NEW YORK -- Is the Marlboro Man about to kick the habit?
He'll soon be taking his last drag if Smokefree Educational Services has its way.
Today, as the Mets get set to play ball, 100 or so child and adult anti-smoking activists will descend on Shea Stadium to protest the Marlboro billboard that for the last nine years has dominated left field.
They want the ad discarded and replaced with an anti-smoking message. And they say they have backers willing to pay the Mets the same amount for the billboard they believe the team is getting from Philip Morris -- about $240,000. Led by Joseph W. Cherner, president of Smokefree Educational Services, the group contends the ads have a negative influence on young people.
"I see the tobacco industry losing 434,000 of its customers [through smoke-related deaths] every year," says Mr. Cherner. "The only way [for it] to replace these customers is to recruit children."
Mr. Cherner, 33, a bond trader for Kidder-Peabody, has recruited his own band of resisters. Eighth-grader Christine Whelan, a Mets fan who attends many home games, knows a lot of kids who "look up to the players. They are our heroes. But the billboard gives the wrong message."
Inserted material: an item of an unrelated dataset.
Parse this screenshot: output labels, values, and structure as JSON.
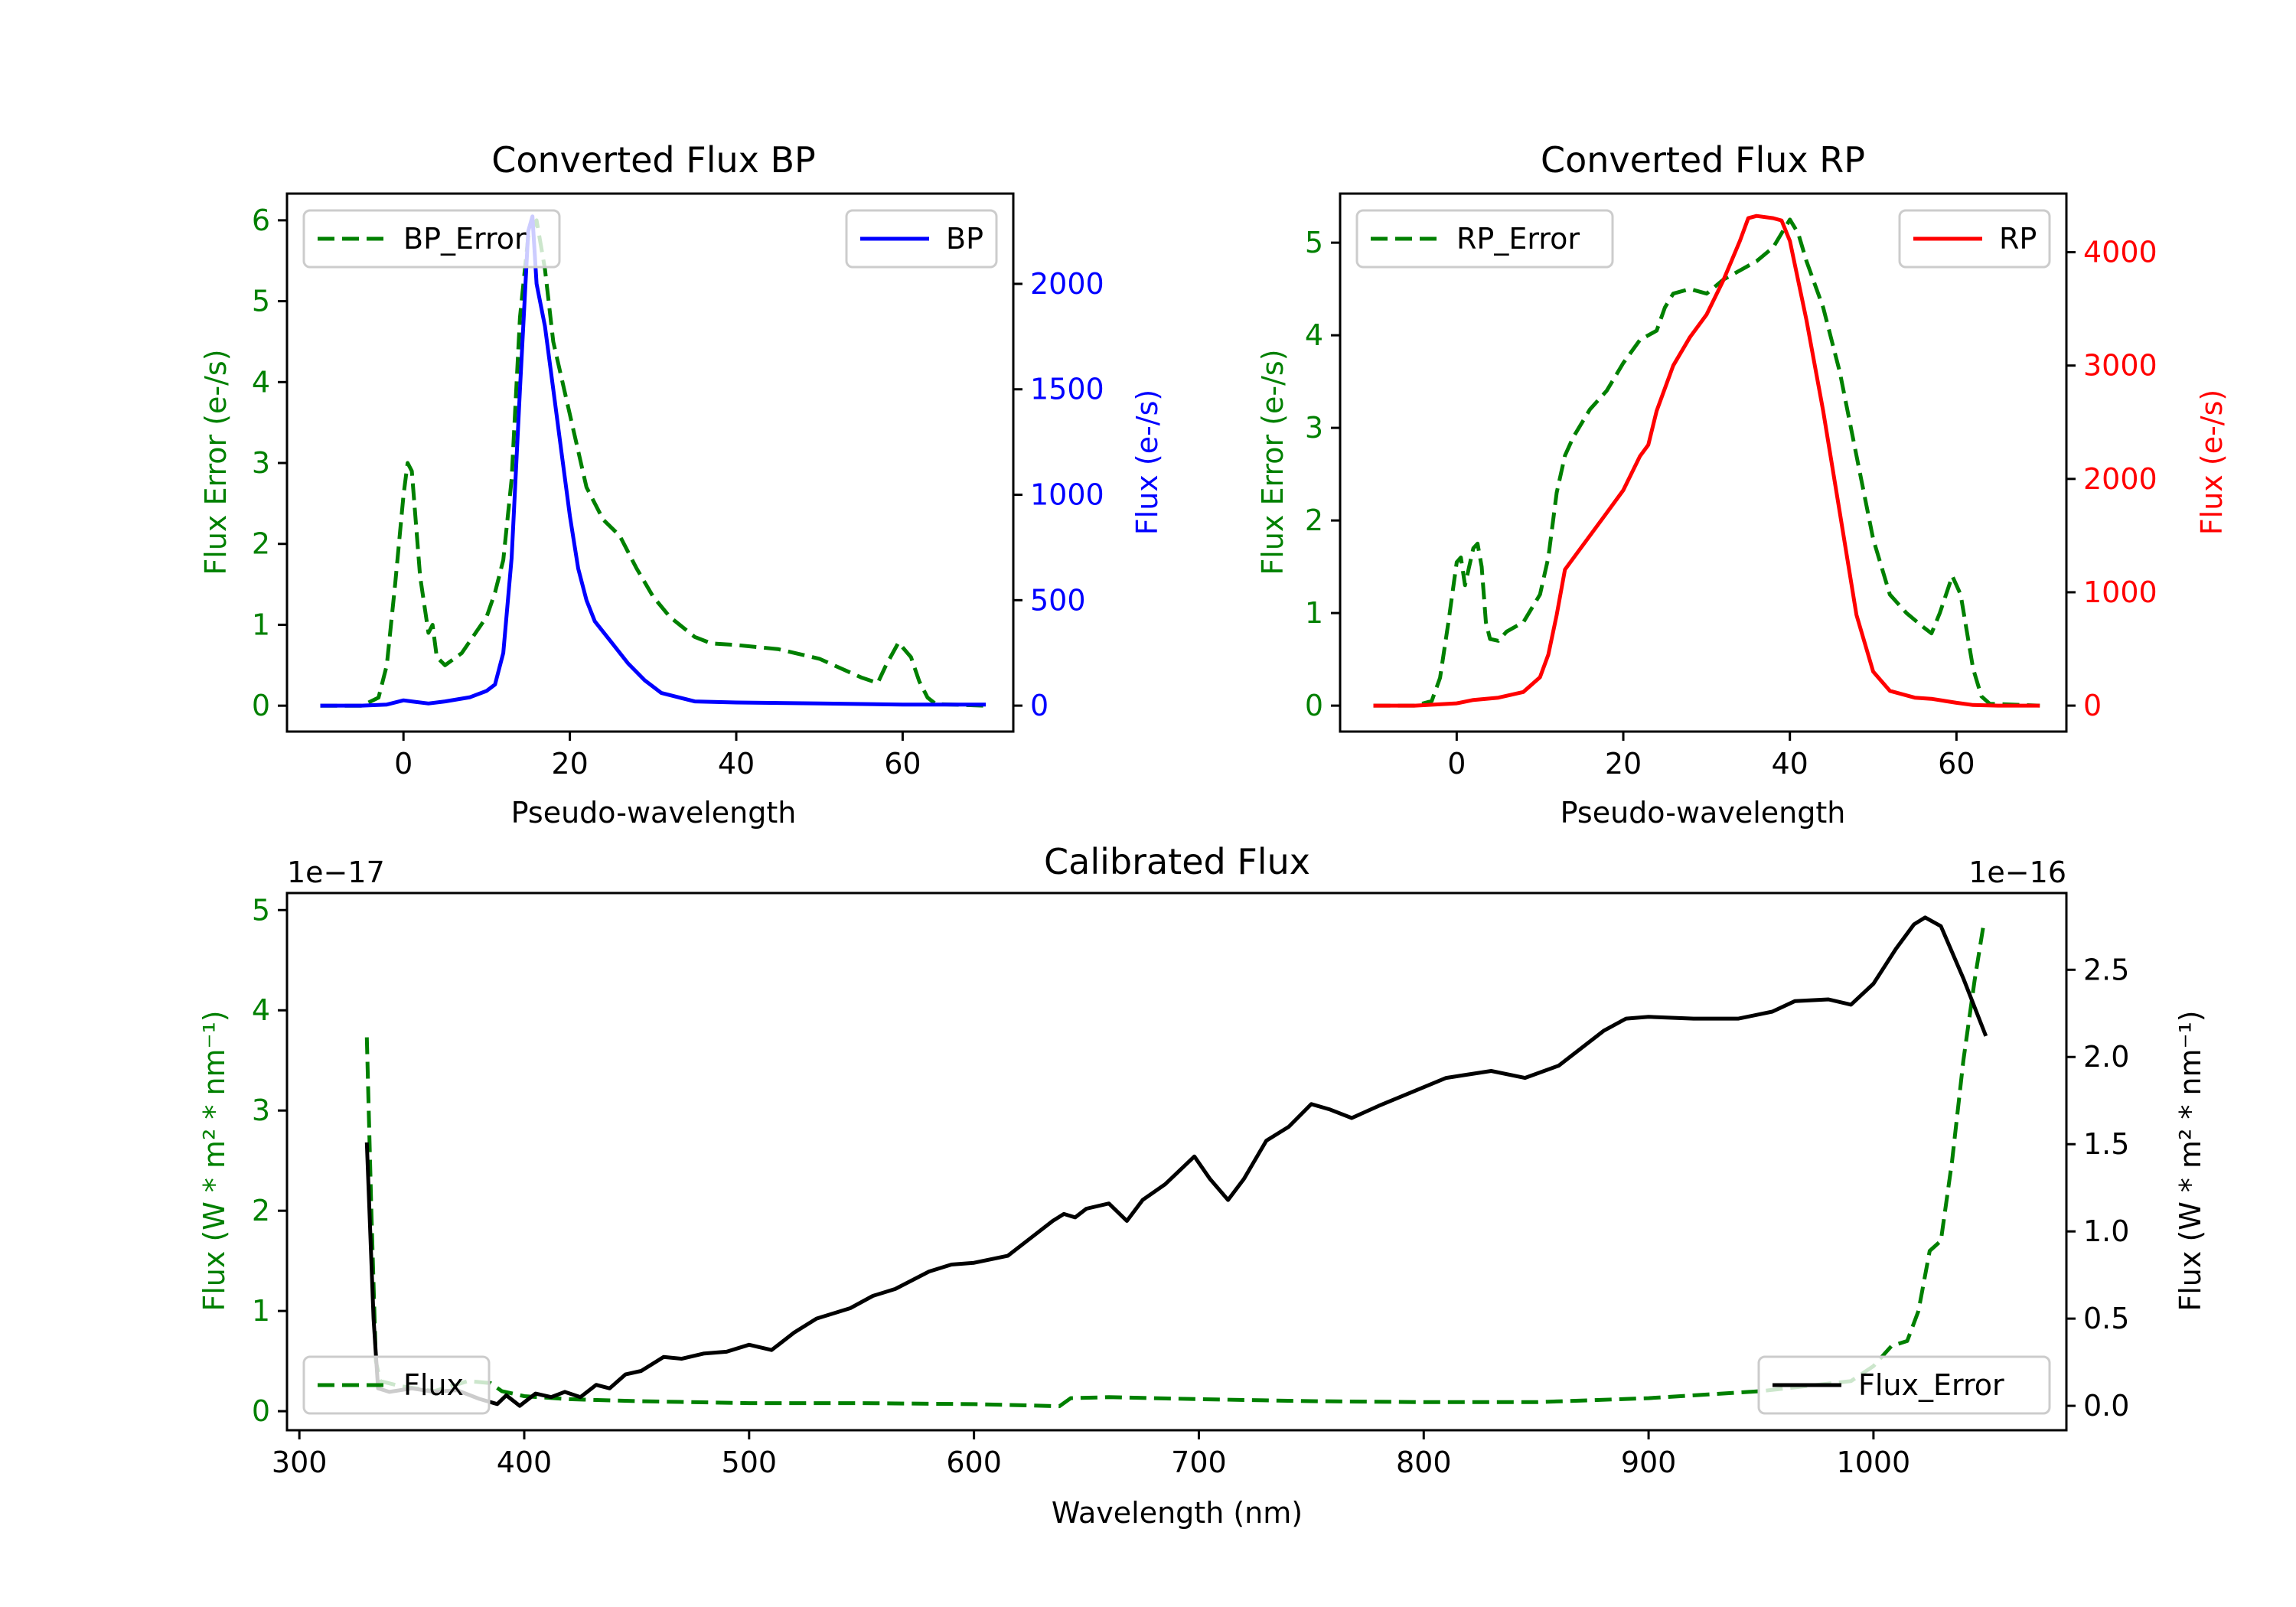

With a year to go on Philip Morris' contract for the space and with legislation pending that would ban tobacco advertising from sports facilities, Mets vice president Jim Ross says, "We kind of have to wait. We want to be a good citizen. If legislation is passed preventing us from selling that sign, we would be wrong to sell it right under the wire."
Mr. Cherner started SES in 1988 with $100,000 of his own money. The group has grown to 2,000 volunteers and now is supported by contributions from the general public.
"We want to educate children. What adult smokers do to themselves is their own business. What they do to others is another matter."